I suppose it doesn't really matter that you totally punked out, given that I had already decided a million years ago that I didn't want to date you or even be friends. But you just reminded me of why I find meeting people so frustratingly exhausting. I cannot tell you how many times I've encountered guys who would initiate and then suddenly veer off course. I used to think that there must have been something wrong with me, that I was suddenly off-putting, that I smelled bad and didn't know it, that I was like that woman from that one episode of Seinfeld who suddenly looked ugly in a shift of lighting. But now, I really don't think that's the case. I'm fucking charming. And always polite. I have impeccable hygiene. So I have to assume that when guys who talk to me run away as if I were the plague, there's something wrong with them.
And you know, I'd might as well apply that assumption to men whom I actually do end up dating.

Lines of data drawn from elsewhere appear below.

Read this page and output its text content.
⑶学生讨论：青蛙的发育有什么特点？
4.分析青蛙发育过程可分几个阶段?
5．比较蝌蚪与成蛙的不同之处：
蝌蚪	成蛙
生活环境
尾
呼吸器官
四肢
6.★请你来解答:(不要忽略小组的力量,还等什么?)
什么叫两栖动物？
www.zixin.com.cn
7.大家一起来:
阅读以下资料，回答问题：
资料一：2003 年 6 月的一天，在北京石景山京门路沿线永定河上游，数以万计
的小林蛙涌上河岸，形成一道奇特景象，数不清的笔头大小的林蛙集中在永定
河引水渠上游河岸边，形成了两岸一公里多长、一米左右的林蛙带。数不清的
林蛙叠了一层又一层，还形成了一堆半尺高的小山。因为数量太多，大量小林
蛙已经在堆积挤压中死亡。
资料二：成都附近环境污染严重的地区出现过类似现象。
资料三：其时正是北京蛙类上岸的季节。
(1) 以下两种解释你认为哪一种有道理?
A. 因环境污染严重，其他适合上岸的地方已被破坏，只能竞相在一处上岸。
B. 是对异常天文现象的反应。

Because the follow-through is key there as well. I've been dumped by a guy who decided after one year into our relationship that he "wasn't sure" if he was ever in love with me. I've been dumped by a guy who acted as though he couldn't get enough of me and then never talked to me again, not even to say "Thanks" when I sent him an email wishing him a happy birthday. I don't walk into every relationship believing that it will end in "happily ever after," but I do think that people should own their choices and actions. When I say that I want a follow-through, I mean that I simply don't want a relationship to end with a "WTF?" It is possible to break up with someone without making them feel as though the whole relationship was a lie. And it is possible, and even comforting, to convey to someone that you care about them even after the relationship is over. Certainly, taking off like a bat out of hell may seem to be the less messy of alternatives. But it also makes you a spastic asshole.
But I digress. What I meant to say was simply this: Thank you for validating my M.O., which is to no longer suffer wishy-washy boys kindly. I want and deserve a man who knows what he wants, and who knows that he wants me.